Great records can come and go without much notice. They’ll sit in dusty crates, dark basements, and wait for the right listener to get lucky enough to throw them on the turntable.
Kalita is a London based label that specializes in polishing up those forgotten records and breathing new life into them. Kalita is the result of some unique artists – and some particularly interesting records – finding themselves revived and in the hands of music lovers around the world. From disco hits to reggae, soul and boogie jams, Kalita is reissuing forgotten gems the right way.
We were able to chat with Chris Webb, Kalita’s founder, to talk about the roots of the label, what makes a record worthy of being reissued, how reissuing affects the prices of rare vinyl and the future of Kalita.
Can you tell us about your background and upbringing? How did it lead to Kalita getting started?
My interest in dance music began during my undergraduate degree at the University of Bristol, UK. Bristol has a fantastically vibrant music scene with tons of great record shops, and I fell in love with black music, in particular disco and boogie. My interest increasingly grew over the three years that I lived in Bristol, after which I then moved to London to study for a postgraduate degree. Soon after arriving, I began to work at the brilliant Love Vinyl record store in Hoxton almost every weekend, where I was able to learn from the four owners who were all extremely knowledgeable in their field. At the same time, I also realised that I also wanted to run my own business, and starting the record label seemed like a natural progression and fusing of my interests.
What’s your process for finding the records that you want to reissue? Are there certain checkpoints that a record, an artist or even a story must have to make you want to press it?
If it makes me want to dance then it’s a worthy contender. But of course, there has to be a market demand or the opportunity to create demand, so obscurity also helps to gain interest. And if I’m able to find out an interesting story about the record by talking to the artist or rightsholder (and there ALWAYS is a story!) which I can share, then that’s the icing on the cake!
Can you tell us about your most recent reissue – the re-release of Michael Paul’s 1984 reggae boogie single ‘Reggae Music’?
Michael Paul’s ‘Reggae Music’ had been on the want list to re-release for a long while. It’s a fantastic example of crossover music, where reggae has been fused perfectly with synths to a glorious boogie result. Luckily I was able to track down the rightsholder and we went from there! We just hope that everyone enjoys the music as much as us!

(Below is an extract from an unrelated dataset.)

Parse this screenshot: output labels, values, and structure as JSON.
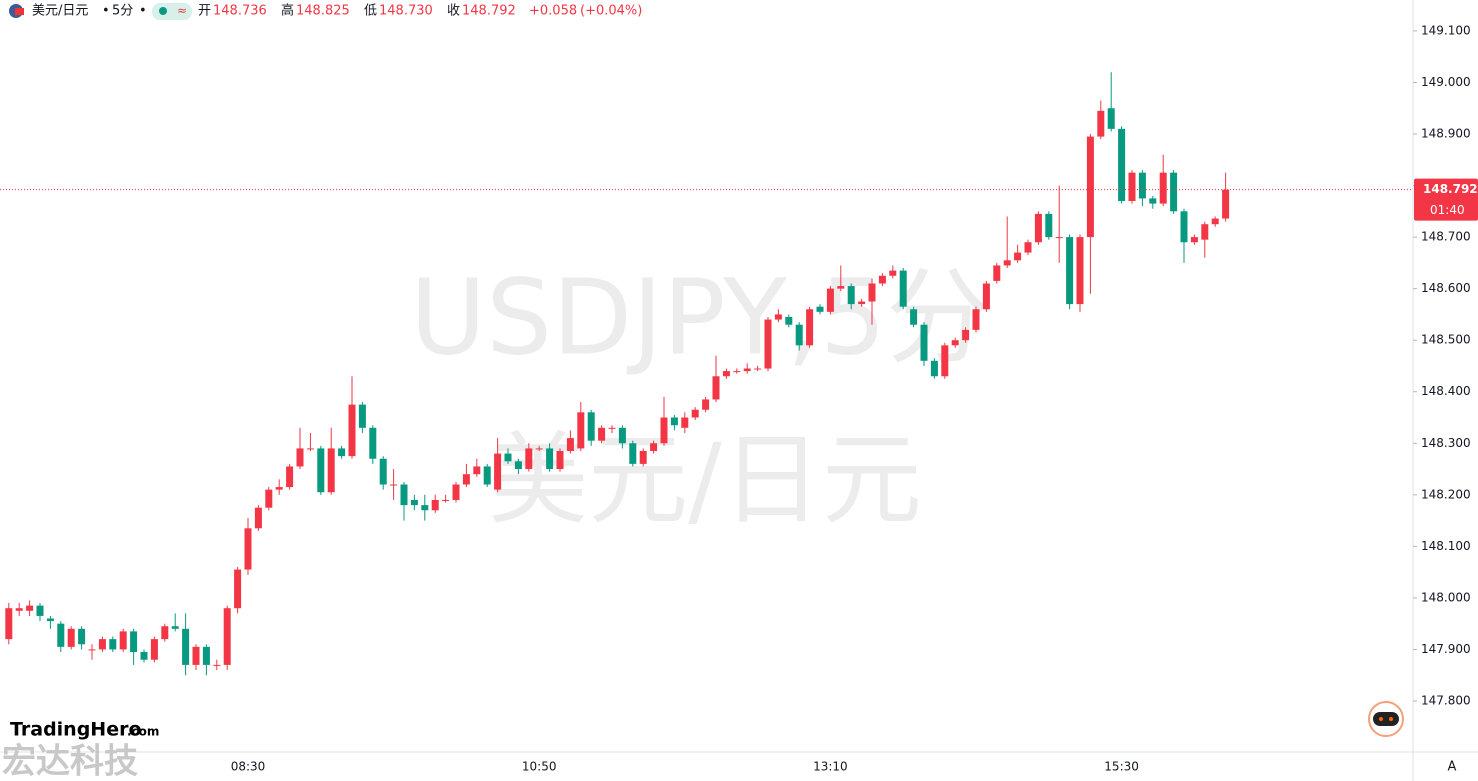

Does repressing rare vinyl decrease the value of the original pressings? Is part of your mission with Kalita to solve some of the high price disparities for rare records on sites like Discogs?
Sometimes it can, but other times it can do the opposite, actually raising prices due to increased interest in the reissued record. My mission with Kalita isn’t really related to solving high prices, it’s just about getting great, lost music back out there to be heard and do it properly and officially.
What are the Kalita milestones or projects that you are most proud of?
I’m proud of everything we’ve released, however, it’s always nice to get music out there that has never been heard before. Therefore, the release of Emerson’s 1988 unreleased album ‘If You Need Me, Call Me’ was a great personal win. I’d always been a massive fan of his 7” single ‘Sending All My Love Out’ and the words ‘From the LP ‘If You Need Me, Call Me’ felt almost taunting – where was this album, and why did it never come out? Luckily we were able to get in touch with Emerson and his wife/label partner Leora and fix that wrong, getting this fantastic album out into the wild 40 years after its recording.
I’ve noticed more reissuing labels popping up and sharing some awesome hidden gems. What do you think the state of the repressing business will be like 5 or 10 years from now?
Yep, the reissue world is getting busier and busier! I honestly don’t know what it’ll look like, but I’m looking forward to finding out. I think genre focuses might alter slightly, and also a lot of larger labels are now releasing new music too to help diversify, which is great. Sometimes you get to a stage where you think everything has been discovered, but then along comes a new record that hardly anyone knew about and the search is on once again!
What other reissuing labels do you admire?
Strut, Soundway, Analog Africa are a few of my favourite labels. They don’t just release great music but also tell the story behind the music, which is equally important.
The story of Rudy Mills and Muchos Plus for the Nassau’s Discos record was really interesting (and it’s one of my favourites on the label). Can you tell us how you were able to track Rudy down and start that project?
Yes, that’s a great record! It was a joy to be able to work with Rudy and finally get that one out back into the world. Rudy runs an occasional radio station in New Orleans, and I also knew that he leads a band himself. With that info, a bit of google delving was enough to be able to get a contact for a lead, which after a bit more searching got us in contact with Rudy.
If you could reissue any record in the world, what would it be?
One great record I’d love to reissue is Oneness’ ‘Watching You’. But after so many attempts, all of the leads go to dead ends, sadly. Hopefully, someone will be successful one day!
Any new projects coming up in the near future for Kalita?
So many. It’s going to be a hectic next couple of years, that’s for sure. Lots of great reggae boogie, US soul, boogie and Ghanaian burger highlife (including compilations!) to come, so watch this space!